Brasil x Japão: adversário definido nos 16 avos de final
Holanda 3–1 Tunísia e Japão 1–1 Suécia decidiram o Grupo F: a Holanda ficou em primeiro, o Japão em segundo com 5 pontos. Assim, a Seleção Brasileira já sabe o rival na fase de 16 avos de final — um confronto que pede atenção tática e respeito. O Japão mostrou capacidade de marcar cedo e explorar transições, enquanto a Holanda manteve a força ofensiva esperada. Para o Brasil, enfrentar o Japão não é mero formalismo: exige controle de ritmo, atenção a flancos rápidos e uso eficiente da posse para quebrar linhas compactas.
O que isso significa para o Brasil
Enfrentar o Japão tende a ser um teste de paciência e identificação de espaços. A seleção brasileira entra como favorita, mas terá de evitar subestimar organização coletiva e contra-ataques velozes dos japoneses. Ajustes no meio-campo e atenção aos laterais serão decisivos.
Equador vira sobre a Alemanha e garante vaga
O Equador derrotou a Alemanha por 2–1 após abrir desvantagem nos minutos iniciais. Angulo respondeu com um golaço e Gonzalo Plata definiu a virada no segundo tempo. A classificação veio como uma das melhores terceiras colocadas, premiando coragem ofensiva e disciplina tática. O treinador Sebastián Beccacece celebrou com veemência, reflexo da importância histórica do resultado para a equipe equatoriana.

Por que a vitória do Equador importa
Bater um oponente tradicional como a Alemanha em palco mundial mostra evolução técnica e confiança. O resultado realça a capacidade do futebol sul-americano fora dos países tradicionais e projeta o Equador como ameaça real nas fases eliminatórias.
Costa do Marfim avança pela primeira vez na história
A Costa do Marfim bateu Curaçao por 2–0 com dois gols de Nicolas Pépé e alcançou, pela primeira vez em quatro participações, a fase de mata-mata de uma Copa do Mundo. A campanha confirma crescimento da seleção marfinense e reforça a competitividade das equipes africanas no cenário global.
Impacto da classificação
Avançar além da fase de grupos muda a percepção sobre o projeto da seleção e aumenta a ambição para 2026. A presença da Costa do Marfim no mata-mata também complica o cômputo das vagas de terceiros qualificados.
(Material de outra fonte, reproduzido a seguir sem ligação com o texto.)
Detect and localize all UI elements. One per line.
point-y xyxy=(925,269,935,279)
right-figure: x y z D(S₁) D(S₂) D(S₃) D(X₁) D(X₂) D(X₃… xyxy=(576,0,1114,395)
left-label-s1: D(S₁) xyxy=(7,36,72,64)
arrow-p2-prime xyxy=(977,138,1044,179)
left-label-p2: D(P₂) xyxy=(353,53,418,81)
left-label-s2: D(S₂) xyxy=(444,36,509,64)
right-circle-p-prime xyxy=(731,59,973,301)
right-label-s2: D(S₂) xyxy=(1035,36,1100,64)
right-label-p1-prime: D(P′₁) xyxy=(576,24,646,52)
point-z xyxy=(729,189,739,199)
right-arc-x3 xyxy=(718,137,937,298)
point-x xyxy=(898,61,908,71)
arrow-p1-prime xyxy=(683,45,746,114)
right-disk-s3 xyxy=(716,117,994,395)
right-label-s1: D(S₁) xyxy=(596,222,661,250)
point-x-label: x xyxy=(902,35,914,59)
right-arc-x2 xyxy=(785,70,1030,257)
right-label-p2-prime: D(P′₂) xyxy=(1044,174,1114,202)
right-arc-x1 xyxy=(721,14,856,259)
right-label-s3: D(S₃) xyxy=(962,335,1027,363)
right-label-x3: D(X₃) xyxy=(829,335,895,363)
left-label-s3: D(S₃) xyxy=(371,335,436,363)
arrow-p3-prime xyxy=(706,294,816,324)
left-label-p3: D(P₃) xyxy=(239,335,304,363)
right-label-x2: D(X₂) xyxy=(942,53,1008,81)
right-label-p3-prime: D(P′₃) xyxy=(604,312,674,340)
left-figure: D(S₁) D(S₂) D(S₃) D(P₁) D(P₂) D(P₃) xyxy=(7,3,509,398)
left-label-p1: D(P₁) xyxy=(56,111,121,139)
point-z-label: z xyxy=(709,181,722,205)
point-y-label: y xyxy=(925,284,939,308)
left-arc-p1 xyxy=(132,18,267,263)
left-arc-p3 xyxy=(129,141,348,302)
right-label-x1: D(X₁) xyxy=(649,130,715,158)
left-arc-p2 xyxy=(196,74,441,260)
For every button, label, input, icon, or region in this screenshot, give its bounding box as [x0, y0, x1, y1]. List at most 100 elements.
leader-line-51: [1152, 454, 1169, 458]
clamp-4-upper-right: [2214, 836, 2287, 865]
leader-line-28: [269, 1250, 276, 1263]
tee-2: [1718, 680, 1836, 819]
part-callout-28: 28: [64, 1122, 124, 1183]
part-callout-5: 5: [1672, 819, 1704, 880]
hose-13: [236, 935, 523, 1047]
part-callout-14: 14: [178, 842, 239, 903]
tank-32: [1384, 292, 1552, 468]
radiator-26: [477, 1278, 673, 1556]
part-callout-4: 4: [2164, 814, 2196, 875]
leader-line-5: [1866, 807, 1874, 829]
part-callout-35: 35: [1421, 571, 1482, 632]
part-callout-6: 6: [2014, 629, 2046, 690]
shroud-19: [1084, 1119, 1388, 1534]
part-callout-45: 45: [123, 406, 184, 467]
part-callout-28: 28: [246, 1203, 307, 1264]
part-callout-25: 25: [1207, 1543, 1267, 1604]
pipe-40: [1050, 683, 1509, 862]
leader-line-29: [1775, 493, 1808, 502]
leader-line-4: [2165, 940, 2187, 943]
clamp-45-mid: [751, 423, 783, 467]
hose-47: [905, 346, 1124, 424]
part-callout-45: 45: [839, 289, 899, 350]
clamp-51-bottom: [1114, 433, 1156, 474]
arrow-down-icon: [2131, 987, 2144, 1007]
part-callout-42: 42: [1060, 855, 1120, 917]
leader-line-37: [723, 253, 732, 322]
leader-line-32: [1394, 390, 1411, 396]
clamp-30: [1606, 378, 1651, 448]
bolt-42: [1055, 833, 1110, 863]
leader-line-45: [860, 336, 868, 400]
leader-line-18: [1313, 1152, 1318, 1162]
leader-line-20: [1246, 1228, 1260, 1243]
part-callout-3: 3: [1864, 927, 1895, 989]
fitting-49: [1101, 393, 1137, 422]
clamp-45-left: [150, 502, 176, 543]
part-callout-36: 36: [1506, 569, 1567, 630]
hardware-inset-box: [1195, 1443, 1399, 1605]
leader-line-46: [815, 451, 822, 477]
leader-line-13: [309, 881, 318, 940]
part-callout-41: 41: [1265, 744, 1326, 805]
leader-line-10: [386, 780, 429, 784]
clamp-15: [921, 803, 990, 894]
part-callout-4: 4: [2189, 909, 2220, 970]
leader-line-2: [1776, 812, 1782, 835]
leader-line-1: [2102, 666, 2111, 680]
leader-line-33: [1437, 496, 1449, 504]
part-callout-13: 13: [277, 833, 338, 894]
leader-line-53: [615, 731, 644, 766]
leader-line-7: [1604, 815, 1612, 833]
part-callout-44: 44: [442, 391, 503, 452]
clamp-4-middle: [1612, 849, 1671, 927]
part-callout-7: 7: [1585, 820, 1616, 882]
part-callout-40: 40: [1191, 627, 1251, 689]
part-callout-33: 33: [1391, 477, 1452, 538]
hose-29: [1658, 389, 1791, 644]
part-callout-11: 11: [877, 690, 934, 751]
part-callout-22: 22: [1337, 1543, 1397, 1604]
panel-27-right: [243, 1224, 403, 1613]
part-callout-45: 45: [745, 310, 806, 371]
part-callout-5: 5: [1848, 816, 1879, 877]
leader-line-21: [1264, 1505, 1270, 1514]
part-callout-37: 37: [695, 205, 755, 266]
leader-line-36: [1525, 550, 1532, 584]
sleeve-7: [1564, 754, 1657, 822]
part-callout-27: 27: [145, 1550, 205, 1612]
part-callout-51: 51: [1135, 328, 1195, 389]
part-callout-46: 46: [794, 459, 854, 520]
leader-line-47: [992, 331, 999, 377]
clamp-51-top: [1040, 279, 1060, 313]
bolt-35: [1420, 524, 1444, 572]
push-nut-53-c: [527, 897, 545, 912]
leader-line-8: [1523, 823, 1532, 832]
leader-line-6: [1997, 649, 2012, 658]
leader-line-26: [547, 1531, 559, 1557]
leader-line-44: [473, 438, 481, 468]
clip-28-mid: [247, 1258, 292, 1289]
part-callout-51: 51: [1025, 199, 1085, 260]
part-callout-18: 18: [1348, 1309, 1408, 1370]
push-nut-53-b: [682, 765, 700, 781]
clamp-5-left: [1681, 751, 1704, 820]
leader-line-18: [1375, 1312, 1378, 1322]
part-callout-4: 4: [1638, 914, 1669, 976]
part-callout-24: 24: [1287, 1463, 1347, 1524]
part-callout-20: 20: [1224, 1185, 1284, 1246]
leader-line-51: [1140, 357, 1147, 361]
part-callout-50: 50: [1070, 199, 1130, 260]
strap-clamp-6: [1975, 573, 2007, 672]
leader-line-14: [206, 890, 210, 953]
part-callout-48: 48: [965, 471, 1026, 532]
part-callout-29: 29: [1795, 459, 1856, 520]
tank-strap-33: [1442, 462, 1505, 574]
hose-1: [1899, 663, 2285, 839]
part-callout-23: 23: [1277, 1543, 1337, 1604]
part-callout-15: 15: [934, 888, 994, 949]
Estados Unidos perde para Turquia; Paraguai e Austrália empatam
Mesmo já classificada, a seleção dos Estados Unidos foi superada pela Turquia por 3–2. No Grupo D, Paraguai e Austrália ficaram em 0–0; a Austrália garantiu o segundo lugar e o Paraguai aguarda definição entre os terceiros melhores. A derrota dos EUA expõe fragilidades defensivas e dá crédito à Turquia como adversária perigosa em qualquer dia inspirado.
Derrota para Turquia expõe falhas defensivas, mas EUA fecham Grupo D em 1º
Recorde de gols: Copa de 2026 já supera 2022
O Mundial de 2026 já ultrapassou o total de gols de 2022 (172), alcançando 177 em apenas 60 jogos até agora. O ritmo de gols aponta para torneio mais aberto, com defesas mais vazadas ou linhas de ataque mais eficazes. Esse dado é relevante para avaliação de estilos táticos: seleções que equilibrarem criação e solidez defensiva terão vantagem nas fases eliminatórias.
Incidentes e curiosidades: arbitragem e organização
A árbitra mexicana Katia Itzel García teve de interromper a partida entre Tunísia e Holanda ao notar que um jogador tunisiano ainda estava no vestiário após o reinício do jogo — uma cena rara que evidenciou falha de comunicação logística. Esses episódios lembram que, além do campo, detalhes operacionais podem influenciar o andamento das partidas e a imagem do torneio.
O que vem a seguir
Com as últimas definições, os confrontos do mata-mata começam a ganhar forma. Seleções como Brasil e Holanda entram com favoritismo, mas o mapa do torneio mostra surpresas e transições táticas que podem favorecer equipes menos óbvias. A dinâmica de gols e a regularidade de viradas indicam que jogos eliminatórios podem ser imprevisíveis: times que controlarem emoções e equilibrarem ataque e defesa terão caminho mais claro rumo às fases finais.